The scheme's opponents could also usefully reflect on the fact that after decades of complaint about Greenwich Hospital not doing anything for Greenwich, they have just rejected, (for whatever reason) its attempts to re-invigorate the Town Centre by means of a £30 million investment in the Market. Although the Society is seeking to persuade the Hospital not to write off their proposals to improve the Market and at the least to spruce it up for 2012, notwithstanding the considerable funds expended in developing their scheme before applying for planning permission, we are concerned that nothing will be done until well after 2012. In light of entrenched local hostility to change, who could blame Greenwich Hospital if they decided to disengage from any scheme to re-develop the market for the foreseeable future? Again we have nothing to apologise for in our involvement with the Stakeholders Forum. Some of our ideas such as the re-instatement of cobbles on the floor of the new Market were accepted by Greenwich Hospital, and we reported on our involvement in the Forum to our members on a regular basis through our Newsletter.
Whether Andrew Gilligan reads our Newsletter before launching into his public criticisms of the Society and its officers is a matter of doubt. The reality is that all members of the EC, who come both from East and West Greenwich, and outside SE10, and I, as Chairman, give a great of time, and effort in seeking to achieve the objectives of the Society, and reporting to our members as to what we are doing. We do not have the advantage of a column in the Evening Standard to wage our personal campaigns, although I was grateful to the Editor for publishing my letter recently criticising the Gilligan article about the Hospital plans being likened to a new Bluewater.

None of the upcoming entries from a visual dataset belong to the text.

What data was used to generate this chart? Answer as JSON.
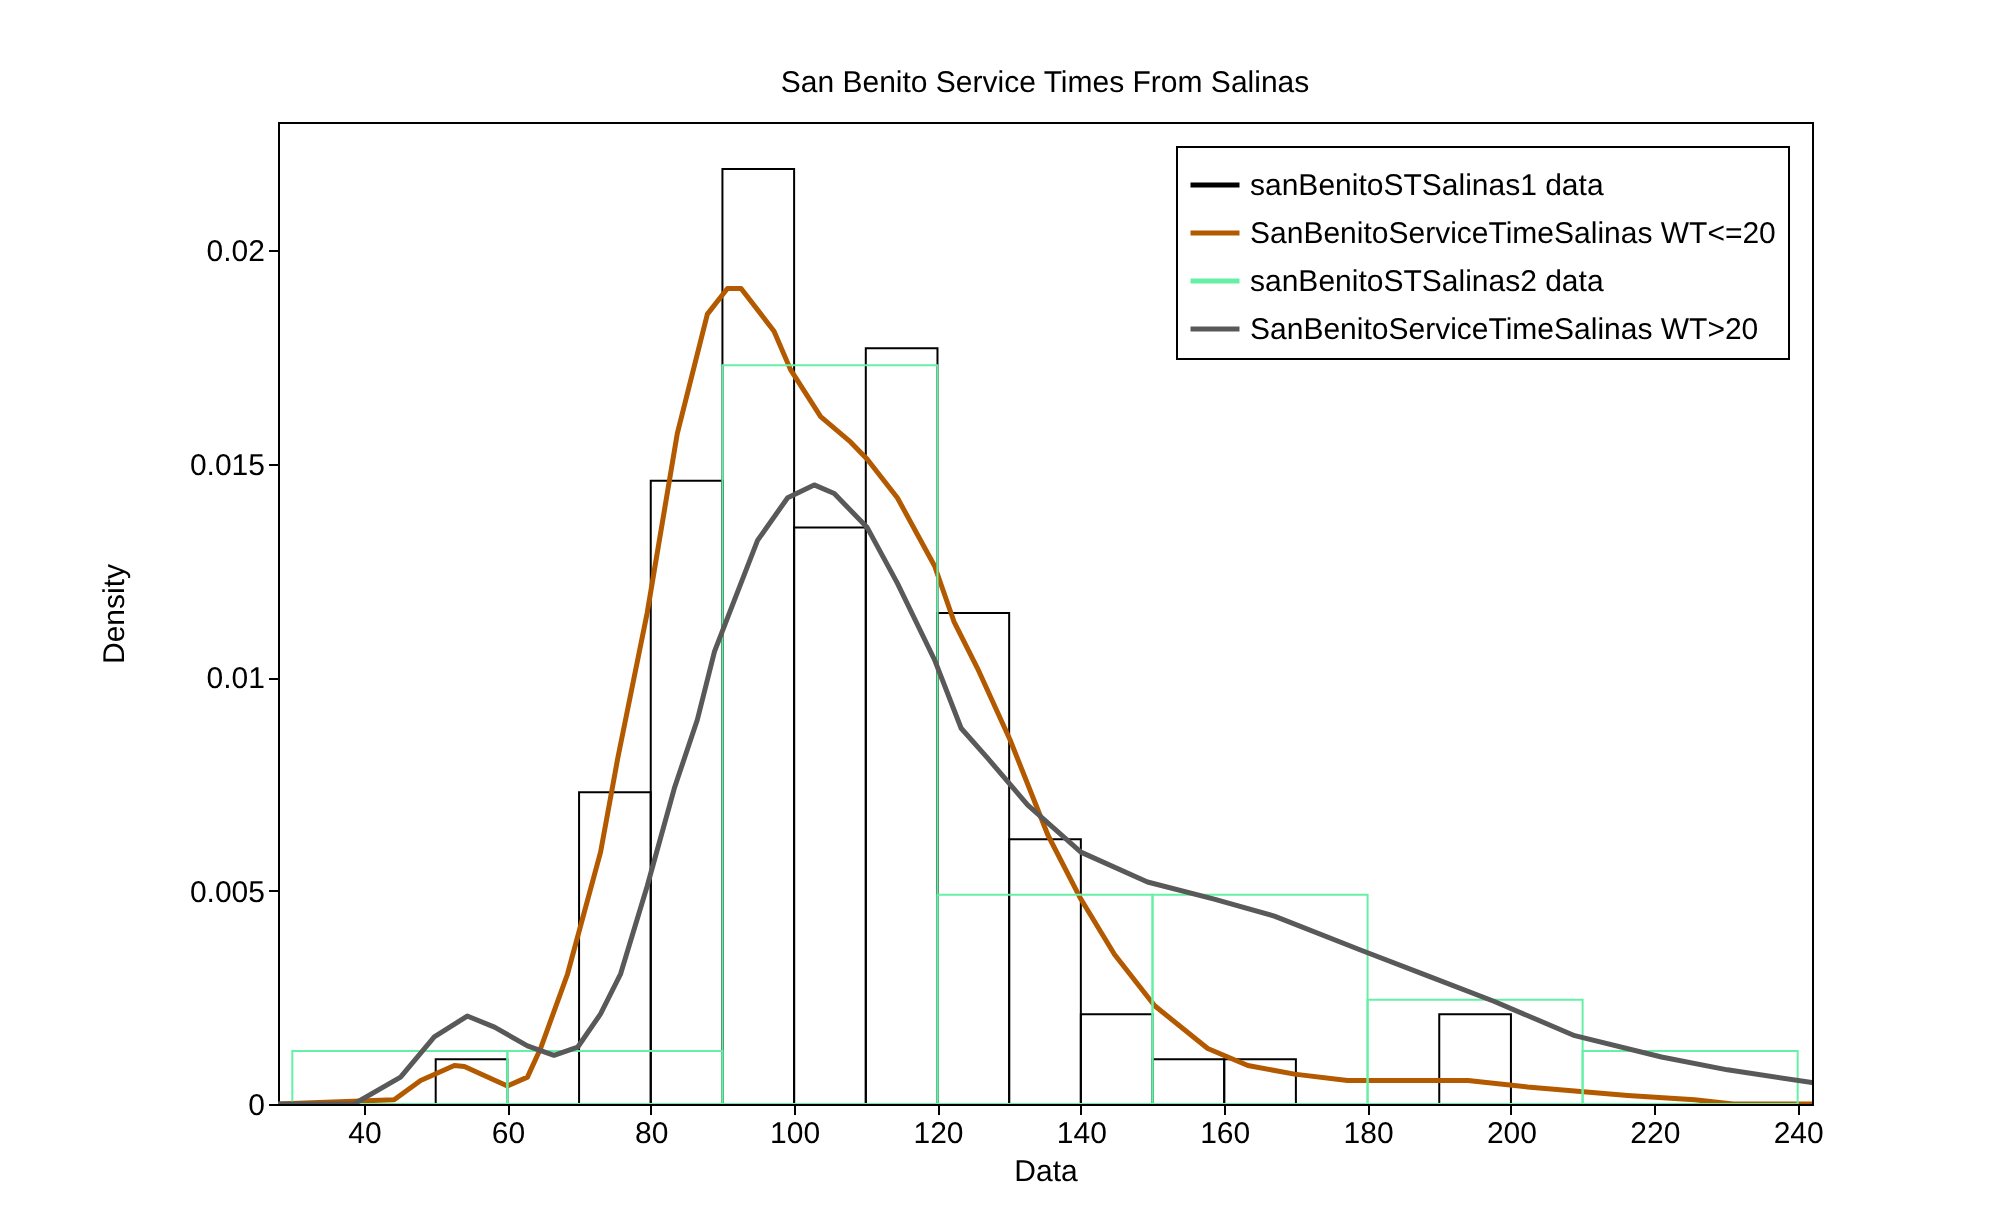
{
  "chart_data": {
    "type": "histogram",
    "title": "San Benito Service Times From Salinas",
    "xlabel": "Data",
    "ylabel": "Density",
    "xlim": [
      28,
      242
    ],
    "xticks": [
      40,
      60,
      80,
      100,
      120,
      140,
      160,
      180,
      200,
      220,
      240
    ],
    "ylim": [
      0,
      0.023
    ],
    "yticks": [
      0,
      0.005,
      0.01,
      0.015,
      0.02
    ],
    "grid": false,
    "legend": "top right",
    "series": [
      {
        "name": "sanBenitoSTSalinas1 data",
        "color": "#000000",
        "bins": [
          50,
          60,
          70,
          80,
          90,
          100,
          110,
          120,
          130,
          140,
          150,
          160,
          170,
          180,
          190,
          200
        ],
        "values": [
          0.00105,
          0,
          0.0073,
          0.0146,
          0.0219,
          0.0135,
          0.0177,
          0.0115,
          0.0062,
          0.0021,
          0.00105,
          0.00105,
          0,
          0,
          0.0021
        ]
      },
      {
        "name": "SanBenitoServiceTimeSalinas WT<=20",
        "type": "line",
        "color": "#b35a00",
        "x": [
          28,
          44.2,
          47.9,
          52.6,
          54,
          60,
          62.8,
          64.7,
          68.4,
          73,
          75.4,
          79.5,
          83.7,
          87.9,
          90.7,
          92.6,
          97.2,
          99.5,
          103.7,
          107.9,
          110.2,
          114.4,
          119.6,
          122.3,
          125.6,
          130.2,
          135.4,
          140,
          144.7,
          150.3,
          157.7,
          163.3,
          169.8,
          177.2,
          194,
          202.3,
          216.3,
          225.6,
          231,
          242
        ],
        "values": [
          0,
          0.0001,
          0.00055,
          0.0009,
          0.00088,
          0.00042,
          0.00063,
          0.00133,
          0.00305,
          0.0059,
          0.0081,
          0.0115,
          0.0157,
          0.0185,
          0.0191,
          0.0191,
          0.0181,
          0.0172,
          0.0161,
          0.0155,
          0.0151,
          0.0142,
          0.0126,
          0.0113,
          0.0102,
          0.0085,
          0.0063,
          0.0048,
          0.0035,
          0.0023,
          0.0013,
          0.0009,
          0.0007,
          0.00055,
          0.00055,
          0.0004,
          0.0002,
          0.0001,
          0,
          0
        ]
      },
      {
        "name": "sanBenitoSTSalinas2 data",
        "color": "#66f0a6",
        "bins": [
          30,
          60,
          90,
          120,
          150,
          180,
          210,
          240
        ],
        "values": [
          0.00124,
          0.00124,
          0.0173,
          0.0049,
          0.0049,
          0.00244,
          0.00124
        ]
      },
      {
        "name": "SanBenitoServiceTimeSalinas WT>20",
        "type": "line",
        "color": "#595959",
        "x": [
          28,
          38.6,
          45.1,
          49.8,
          54.4,
          58.2,
          62.8,
          66.5,
          69.8,
          73,
          75.8,
          79.5,
          83.3,
          86.5,
          88.9,
          94.9,
          99.1,
          102.8,
          105.6,
          110.2,
          114.4,
          119.6,
          123.3,
          127,
          132.6,
          140,
          149.3,
          158.6,
          167,
          179.1,
          188.4,
          197.7,
          208.9,
          221,
          230.2,
          242
        ],
        "values": [
          0,
          0,
          0.00063,
          0.00157,
          0.00206,
          0.0018,
          0.00136,
          0.00114,
          0.00133,
          0.00211,
          0.00305,
          0.0051,
          0.0074,
          0.009,
          0.0106,
          0.0132,
          0.0142,
          0.0145,
          0.0143,
          0.0135,
          0.0122,
          0.0104,
          0.0088,
          0.0081,
          0.007,
          0.0059,
          0.0052,
          0.0048,
          0.0044,
          0.0036,
          0.003,
          0.0024,
          0.0016,
          0.0011,
          0.0008,
          0.0005
        ]
      }
    ]
  }
}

Obviously Andrew Gilligan is able to continue his disparagement of the Greenwich Society, and any development proposals for Greenwich of which he does not personally approve, through his columns in the Evening Standard and his website.
But we would hope that open minded readers might reflect on who has worked harder for the good of the community, our Society or the self-appointed protector of Greenwich who, in his recent blog admitted/boasted that he had never visited the National Maritime Museum, the Observatory or Rangers House, a fundamental part of this SE10 community.